Unfortunately, I ran short of compost and did not have enough of my own creation. I need to amend several of my garden beds so I bit the bullet and purchased a yard of it from a local landscaping company. This is not created with municipal sewage waste as many commercial grade compost are (I verified the source prior to purchase) but is made with chipped wood, leaves, rotting hay and agriculture sourced manure. In my opinion, it was not aged long enough as the percentage of finished compost is 45% to uncomposted wood chips is 55%. Fortunately I have a shaker sieve to separate it. On the upside, I have plenty of mulch for my trees and flower beds. Not what I wanted but it is what I have.

If the readers are not aware of it, but if you were to use this compost straight in your garden bed, you would likely find your plants would not thrive as the decomposition process of the wood chunks would rob your soil of nitrogen.

I shake my own finished compost but NEVER get this much unfinished product.

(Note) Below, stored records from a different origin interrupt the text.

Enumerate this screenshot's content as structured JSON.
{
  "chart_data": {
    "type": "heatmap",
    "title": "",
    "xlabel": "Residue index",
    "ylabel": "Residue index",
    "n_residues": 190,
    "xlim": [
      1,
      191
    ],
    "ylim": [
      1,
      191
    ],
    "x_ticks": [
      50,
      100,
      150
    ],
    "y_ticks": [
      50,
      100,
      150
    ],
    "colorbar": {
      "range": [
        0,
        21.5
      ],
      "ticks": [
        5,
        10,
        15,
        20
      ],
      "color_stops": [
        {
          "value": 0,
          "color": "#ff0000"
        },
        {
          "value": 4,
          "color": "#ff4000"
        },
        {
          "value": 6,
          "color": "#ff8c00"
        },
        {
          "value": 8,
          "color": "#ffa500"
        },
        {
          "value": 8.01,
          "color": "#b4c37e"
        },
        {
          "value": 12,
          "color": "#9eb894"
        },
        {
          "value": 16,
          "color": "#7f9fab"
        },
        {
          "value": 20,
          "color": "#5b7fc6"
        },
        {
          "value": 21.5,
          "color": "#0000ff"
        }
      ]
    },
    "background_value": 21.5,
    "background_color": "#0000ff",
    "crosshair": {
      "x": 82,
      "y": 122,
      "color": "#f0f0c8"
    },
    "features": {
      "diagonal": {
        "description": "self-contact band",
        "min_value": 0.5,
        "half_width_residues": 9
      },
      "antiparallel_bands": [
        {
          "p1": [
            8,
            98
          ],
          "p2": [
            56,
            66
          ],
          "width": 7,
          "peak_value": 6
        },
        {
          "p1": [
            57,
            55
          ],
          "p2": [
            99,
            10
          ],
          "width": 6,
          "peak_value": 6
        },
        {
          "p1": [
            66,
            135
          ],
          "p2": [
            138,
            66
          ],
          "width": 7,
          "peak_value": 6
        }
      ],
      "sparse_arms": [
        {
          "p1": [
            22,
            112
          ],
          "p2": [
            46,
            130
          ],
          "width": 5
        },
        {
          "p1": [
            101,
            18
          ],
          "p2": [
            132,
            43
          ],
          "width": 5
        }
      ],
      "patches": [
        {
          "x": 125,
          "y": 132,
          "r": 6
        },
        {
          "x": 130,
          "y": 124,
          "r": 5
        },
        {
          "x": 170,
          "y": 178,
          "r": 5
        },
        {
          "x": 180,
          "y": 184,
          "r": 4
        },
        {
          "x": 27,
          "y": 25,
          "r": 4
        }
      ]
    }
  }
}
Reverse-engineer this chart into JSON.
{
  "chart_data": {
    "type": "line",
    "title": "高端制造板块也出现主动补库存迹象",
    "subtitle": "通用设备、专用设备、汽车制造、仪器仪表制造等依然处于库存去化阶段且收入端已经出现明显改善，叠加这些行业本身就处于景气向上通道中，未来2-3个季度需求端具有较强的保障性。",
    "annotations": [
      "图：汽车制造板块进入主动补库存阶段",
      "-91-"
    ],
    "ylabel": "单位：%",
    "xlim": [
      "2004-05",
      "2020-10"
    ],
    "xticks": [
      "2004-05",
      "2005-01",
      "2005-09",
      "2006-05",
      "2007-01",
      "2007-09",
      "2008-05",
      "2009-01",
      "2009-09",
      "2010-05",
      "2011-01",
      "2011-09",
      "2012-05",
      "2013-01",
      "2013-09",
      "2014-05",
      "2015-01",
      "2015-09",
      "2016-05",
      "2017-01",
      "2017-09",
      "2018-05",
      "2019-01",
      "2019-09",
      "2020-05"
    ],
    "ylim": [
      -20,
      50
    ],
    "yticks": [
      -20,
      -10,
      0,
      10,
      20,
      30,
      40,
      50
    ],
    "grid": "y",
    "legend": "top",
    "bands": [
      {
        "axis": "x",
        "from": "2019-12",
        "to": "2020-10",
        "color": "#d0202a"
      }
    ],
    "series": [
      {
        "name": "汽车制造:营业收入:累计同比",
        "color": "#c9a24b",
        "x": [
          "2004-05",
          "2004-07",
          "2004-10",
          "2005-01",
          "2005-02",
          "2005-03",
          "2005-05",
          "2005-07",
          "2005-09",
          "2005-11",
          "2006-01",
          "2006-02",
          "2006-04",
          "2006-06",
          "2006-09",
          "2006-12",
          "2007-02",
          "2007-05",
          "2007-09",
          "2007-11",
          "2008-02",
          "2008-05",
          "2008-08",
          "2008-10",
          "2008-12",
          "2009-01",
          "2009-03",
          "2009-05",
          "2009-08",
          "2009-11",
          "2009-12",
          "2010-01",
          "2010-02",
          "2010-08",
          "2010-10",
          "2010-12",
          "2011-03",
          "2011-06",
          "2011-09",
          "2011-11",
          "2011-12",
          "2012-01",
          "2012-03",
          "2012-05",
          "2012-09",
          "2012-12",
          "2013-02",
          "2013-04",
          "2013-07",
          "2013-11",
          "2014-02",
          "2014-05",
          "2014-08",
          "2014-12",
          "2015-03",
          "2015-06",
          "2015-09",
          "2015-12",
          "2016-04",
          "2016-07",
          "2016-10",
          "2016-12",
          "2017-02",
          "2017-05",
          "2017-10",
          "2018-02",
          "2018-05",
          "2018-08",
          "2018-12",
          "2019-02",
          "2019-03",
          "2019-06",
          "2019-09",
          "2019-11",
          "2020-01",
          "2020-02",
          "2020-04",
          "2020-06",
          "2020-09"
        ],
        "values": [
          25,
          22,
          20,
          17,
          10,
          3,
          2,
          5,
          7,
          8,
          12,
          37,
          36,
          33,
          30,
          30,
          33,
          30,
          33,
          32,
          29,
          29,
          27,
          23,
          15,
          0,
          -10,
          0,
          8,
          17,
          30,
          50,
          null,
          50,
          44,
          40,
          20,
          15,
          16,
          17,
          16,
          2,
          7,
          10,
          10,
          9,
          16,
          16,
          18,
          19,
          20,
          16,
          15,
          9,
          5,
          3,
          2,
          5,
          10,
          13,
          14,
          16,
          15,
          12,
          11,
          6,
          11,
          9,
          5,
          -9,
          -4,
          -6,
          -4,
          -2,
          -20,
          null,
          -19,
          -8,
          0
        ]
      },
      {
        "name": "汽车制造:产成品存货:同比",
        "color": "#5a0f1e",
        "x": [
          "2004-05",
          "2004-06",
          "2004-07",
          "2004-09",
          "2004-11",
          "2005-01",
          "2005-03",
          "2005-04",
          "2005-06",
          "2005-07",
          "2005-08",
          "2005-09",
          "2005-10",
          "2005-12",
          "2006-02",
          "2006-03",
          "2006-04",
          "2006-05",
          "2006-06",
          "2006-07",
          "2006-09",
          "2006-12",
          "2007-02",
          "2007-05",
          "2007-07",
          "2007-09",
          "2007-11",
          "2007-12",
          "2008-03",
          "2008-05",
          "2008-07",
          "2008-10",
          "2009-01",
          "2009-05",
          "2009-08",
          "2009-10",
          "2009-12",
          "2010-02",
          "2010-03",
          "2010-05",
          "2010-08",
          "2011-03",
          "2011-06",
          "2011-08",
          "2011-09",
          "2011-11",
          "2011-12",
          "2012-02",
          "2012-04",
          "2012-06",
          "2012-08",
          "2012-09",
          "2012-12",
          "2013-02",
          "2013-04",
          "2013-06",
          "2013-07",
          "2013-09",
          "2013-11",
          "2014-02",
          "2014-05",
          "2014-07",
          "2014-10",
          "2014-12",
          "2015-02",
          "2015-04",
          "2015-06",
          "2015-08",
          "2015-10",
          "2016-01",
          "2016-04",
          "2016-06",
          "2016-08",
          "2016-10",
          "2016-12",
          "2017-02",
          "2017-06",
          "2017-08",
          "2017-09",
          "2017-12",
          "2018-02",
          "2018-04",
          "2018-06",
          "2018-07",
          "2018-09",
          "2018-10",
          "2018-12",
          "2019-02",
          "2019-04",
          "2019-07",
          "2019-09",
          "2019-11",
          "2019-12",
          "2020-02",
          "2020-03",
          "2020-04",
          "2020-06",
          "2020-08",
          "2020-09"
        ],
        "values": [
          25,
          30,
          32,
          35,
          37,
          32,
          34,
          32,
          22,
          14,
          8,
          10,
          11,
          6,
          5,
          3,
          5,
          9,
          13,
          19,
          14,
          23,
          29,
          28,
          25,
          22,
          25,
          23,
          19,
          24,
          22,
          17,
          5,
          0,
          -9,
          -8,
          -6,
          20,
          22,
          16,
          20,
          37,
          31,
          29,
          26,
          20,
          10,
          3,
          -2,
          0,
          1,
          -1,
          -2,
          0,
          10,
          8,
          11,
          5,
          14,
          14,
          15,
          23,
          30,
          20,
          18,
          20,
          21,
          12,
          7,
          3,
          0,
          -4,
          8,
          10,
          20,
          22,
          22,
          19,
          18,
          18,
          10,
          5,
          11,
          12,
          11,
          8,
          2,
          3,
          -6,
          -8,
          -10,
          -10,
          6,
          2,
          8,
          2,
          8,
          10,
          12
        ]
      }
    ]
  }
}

I had to thin out my French Breakfast Radishes this morning and even though they are not yet finished, they are very tasty!

by Sufficient_Praline79

8 Comments

  1. bustadope

    I work with commercial composters, and you should know that there are many compost specifications out there that desire that mulchy texture – topdressing by landscapers, highway and roadside mulching for weed maintenance and fire risk management, orchards, etc. If you want the fine compost that you sifted, it’s a more expensive product to make on the composter side of things because it requires a finer sieve on the trommel screen, which yields less compost product overall. I agree that woody material is not ideal for a vegetable bed due to c:n ratio and lignin content locking up nitrogen, but row crop farmers might not be that composters primary market. All to say, the woody content is not a factor of compost quality, but of composting process, and that woody content is desirable by many end markets. Honestly that compost looks really good, and that composter would go out of business if they waited for all the wood particles to decompose before selling their product. It’s more likely they screen to 3/8ths minus, and reincorporate the overs into the next compost pile, and sell the “fines” as their compost. If you’re willing to sift as you shown, you’re getting the best of both worlds – compost fines along with composted mulch (there is no better type of mulch out there). As for whether it compost is aged enough, a cucumber bioassay, a CO2 evolution test, and a biological pathogens test is applied to determine if the material is sufficiently decomposed, and those tests can be requested by the consumer (at least in my state, they are required).

  2. rjewell40

    What type of motor do you have on your screen?

    Very cool setup!!!

  3. smith4jones

    An old urban legend that was put to bed some time back by the RHS.
    It Doesn’t rob the nitrogen, it stores it and is accessible by the mycelium that work along side plant roots, it also stops it being washed out by doing this.

  4. Cathode_Ray_Sunshine

    My goodness people overthink things in this sub. The point of compost is to increase soil organic matter. If you keep screening out the big stuff and only turning in the fines, you’re going to have to keep applying compost forever. All that big stuff is a great source of slow-release carbon, and a great habitat for mycorrhizal fungi to get to work doing the long-term work of actually improving your soil. If you’re really worried about the (marginal) effect of nitrogen scavenging, apply some seaweed or carp fertiliser as you turn it in as an initial nitrogen bump, then let it lie and become self-sustaining in the long run.

    You need a well-rounded subsoil ecosystem for real soil health. Nitrogen *and* carbon. Turning in only the fines is like giving your soil an energy drink when what it really needs is a steak dinner.